Abstract

Purpose: We evaluated the factors associated with the development and progression of retinoschisis in patients with myopic choroidal neovascularization (CNV) treated with intravitreal bevacizumab injections.Methods: We conducted a retrospective analysis of 54 eyes with myopic CNV treated with intravitreal bevacizumab injections. We compared optical coherence tomography findings at baseline and final follow-up visits to assess the occurrence and progression of retinoschisis.

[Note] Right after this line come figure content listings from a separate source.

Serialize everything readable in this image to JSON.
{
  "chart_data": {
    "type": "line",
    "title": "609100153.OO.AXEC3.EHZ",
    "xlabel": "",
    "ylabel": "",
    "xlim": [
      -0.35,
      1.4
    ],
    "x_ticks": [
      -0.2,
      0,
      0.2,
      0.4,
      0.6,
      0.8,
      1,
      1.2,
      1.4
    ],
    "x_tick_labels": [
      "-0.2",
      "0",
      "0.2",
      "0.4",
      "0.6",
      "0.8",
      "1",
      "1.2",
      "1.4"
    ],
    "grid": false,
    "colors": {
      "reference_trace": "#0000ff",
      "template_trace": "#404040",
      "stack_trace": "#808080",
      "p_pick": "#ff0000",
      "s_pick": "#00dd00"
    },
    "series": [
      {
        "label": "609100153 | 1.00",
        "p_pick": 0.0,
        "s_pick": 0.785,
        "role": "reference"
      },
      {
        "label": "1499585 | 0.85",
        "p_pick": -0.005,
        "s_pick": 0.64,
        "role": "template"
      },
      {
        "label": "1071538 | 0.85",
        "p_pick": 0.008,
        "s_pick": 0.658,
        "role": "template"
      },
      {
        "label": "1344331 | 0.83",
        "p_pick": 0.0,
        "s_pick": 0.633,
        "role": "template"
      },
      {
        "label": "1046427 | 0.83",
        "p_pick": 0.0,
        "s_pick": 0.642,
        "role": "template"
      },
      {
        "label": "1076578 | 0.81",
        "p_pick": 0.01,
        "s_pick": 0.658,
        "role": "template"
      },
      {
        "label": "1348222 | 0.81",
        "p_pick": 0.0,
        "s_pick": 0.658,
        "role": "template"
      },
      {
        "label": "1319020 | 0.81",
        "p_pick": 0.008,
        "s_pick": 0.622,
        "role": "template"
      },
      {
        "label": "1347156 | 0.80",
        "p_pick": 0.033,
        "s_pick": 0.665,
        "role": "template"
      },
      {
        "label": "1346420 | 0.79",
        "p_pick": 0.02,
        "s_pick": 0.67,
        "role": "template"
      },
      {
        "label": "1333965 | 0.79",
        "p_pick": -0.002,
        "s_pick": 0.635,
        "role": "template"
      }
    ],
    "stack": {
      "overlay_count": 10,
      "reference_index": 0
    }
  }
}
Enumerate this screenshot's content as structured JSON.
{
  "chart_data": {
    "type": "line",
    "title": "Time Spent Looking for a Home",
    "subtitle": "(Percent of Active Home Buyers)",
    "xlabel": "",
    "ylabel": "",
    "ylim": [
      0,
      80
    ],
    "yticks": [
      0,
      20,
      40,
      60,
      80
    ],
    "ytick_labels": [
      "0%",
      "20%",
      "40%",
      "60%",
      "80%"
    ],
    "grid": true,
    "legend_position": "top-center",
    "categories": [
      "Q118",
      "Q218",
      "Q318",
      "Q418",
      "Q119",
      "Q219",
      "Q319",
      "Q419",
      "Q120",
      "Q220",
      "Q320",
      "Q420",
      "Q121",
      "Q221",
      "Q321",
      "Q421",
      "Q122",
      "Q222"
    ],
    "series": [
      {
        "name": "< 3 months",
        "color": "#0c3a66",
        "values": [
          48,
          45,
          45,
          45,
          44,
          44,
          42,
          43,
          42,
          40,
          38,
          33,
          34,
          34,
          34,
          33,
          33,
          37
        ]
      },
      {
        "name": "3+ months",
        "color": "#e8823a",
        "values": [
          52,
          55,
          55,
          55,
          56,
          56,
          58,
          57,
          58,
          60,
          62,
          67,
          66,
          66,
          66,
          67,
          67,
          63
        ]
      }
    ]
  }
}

Furthermore, we analyzed potential risk factors associated with the occurrence and progression of retinoschisis.Results: During a mean follow-up of 42.82 ± 27.12 months, retinoschisis worsened in 11 eyes (20.3%), including 7 eyes with new-onset disease and 4 with progression. The aggravated group demonstrated a significantly longer baseline axial length compared to the non-aggravated group (31.21 ± 2.52 μm vs. 29.21 ± 1.64 μm, p = 0.011). Univariate logistic regression analysis identified axial length (p = 0.041) and pre-existing outer retinoschisis (p = 0.018) as potential predictors of retinoschisis aggravation. In a multivariate analysis, axial length remained significantly associated with retinoschisis aggravation (p = 0.038, odds ratio = 2.63).Conclusions: Our study emphasized that a longer axial length is a risk factor for the development or progression of retinoschisis in myopic CNV patients treated with intravitreal bevacizumab injections. Therefore, closer monitoring during treatment may be warranted for myopic CNV patients with long axial length at baseline.